In this survey, depression and fear of the consequences of disclosure of one’s HIV status were very widespread. In Vienna, many of us were in a rare bubble, where to be open about one’s status both feels normal and widely accepted. Yet I remind myself repeatedly of the conferences I went to before I felt safe to be open myself and remember that there were, no doubt, many others there who are still yet to disclose their status, even to their professional colleagues.  There are, of course, many other issues which one feels nervous speaking out about. It was particularly moving to hear one woman from south east Asia talking publicly for the first time, in a session in the Women’s Networking Zone, of her experiences as a sex worker . She received a warm round of applause. By contrast, one extraordinary young woman activist, who has been HIV-positive since birth, had her cover blown back at home during the conference, after one well-meaning but misguided colleague posted a video of her speaking on her facebook site. Speaking openly involves risk and stress. Thus many young HIV-positive women activists whom I know go “back into hiding” once they decide to reclaim their lives and start a family of their own.

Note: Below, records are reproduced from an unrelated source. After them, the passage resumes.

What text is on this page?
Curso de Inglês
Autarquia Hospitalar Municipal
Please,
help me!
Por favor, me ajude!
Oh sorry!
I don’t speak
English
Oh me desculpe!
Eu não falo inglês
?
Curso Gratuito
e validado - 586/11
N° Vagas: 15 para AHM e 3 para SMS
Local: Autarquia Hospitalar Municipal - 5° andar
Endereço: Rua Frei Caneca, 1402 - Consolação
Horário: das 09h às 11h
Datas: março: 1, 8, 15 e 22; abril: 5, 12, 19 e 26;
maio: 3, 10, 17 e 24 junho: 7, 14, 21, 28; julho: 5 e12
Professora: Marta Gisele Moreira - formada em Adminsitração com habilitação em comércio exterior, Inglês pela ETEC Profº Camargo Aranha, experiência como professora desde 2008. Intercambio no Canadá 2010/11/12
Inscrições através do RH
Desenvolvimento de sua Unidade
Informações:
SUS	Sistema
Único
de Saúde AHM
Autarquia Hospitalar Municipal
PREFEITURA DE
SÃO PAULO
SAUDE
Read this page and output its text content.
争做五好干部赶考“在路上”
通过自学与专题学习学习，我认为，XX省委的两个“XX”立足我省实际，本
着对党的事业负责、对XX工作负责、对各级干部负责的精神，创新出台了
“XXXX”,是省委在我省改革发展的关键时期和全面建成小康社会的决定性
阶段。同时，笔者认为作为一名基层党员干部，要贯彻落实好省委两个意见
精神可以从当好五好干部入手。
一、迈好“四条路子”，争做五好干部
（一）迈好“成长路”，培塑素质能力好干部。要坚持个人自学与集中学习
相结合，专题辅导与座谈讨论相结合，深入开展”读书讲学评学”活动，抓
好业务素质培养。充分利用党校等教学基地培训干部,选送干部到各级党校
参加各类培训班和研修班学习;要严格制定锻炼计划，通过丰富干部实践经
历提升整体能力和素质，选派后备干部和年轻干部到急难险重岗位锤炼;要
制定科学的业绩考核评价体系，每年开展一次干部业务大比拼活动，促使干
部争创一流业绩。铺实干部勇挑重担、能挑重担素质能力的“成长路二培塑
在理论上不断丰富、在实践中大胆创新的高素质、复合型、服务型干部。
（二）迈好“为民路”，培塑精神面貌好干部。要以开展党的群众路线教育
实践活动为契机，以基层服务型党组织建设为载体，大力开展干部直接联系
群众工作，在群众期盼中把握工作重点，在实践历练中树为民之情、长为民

One piece of news which I am thrilled about is that one of the two young graduate volunteers we took with us to help with Russian/English translation in the Zone has come back so inspired by the whole experience that she has decided to take a Masters’ degree in Human Rights. Both these young women were amazed and rightly shocked that this whole HIV world was so new to them – and that comprehensive sexuality education is still not a compulsory part of the UK’s National Curriculum.

To return to the money question: the WECARe+ network development and survey was conducted without any funding, like so many of the other women led projects represented at the conference. What is it about women’s rights work that makes it so systematically unfundable, despite all the rhetoric that has been played out in Vienna about the fundamental centrality of gender issues to an effective AIDS response? We are forever at the wrong end of a deeply entrenched uneven male playing field of traditions when it comes to gender, HIV - and funding. 

In the words of one session which highlighted the lack of access to funding for women’s rights: “We hear the thunder but we see no rain”. This, to me, is the outstanding challenge to move forward from the Vienna conference. Meanwhile I am off to write yet another funding proposal.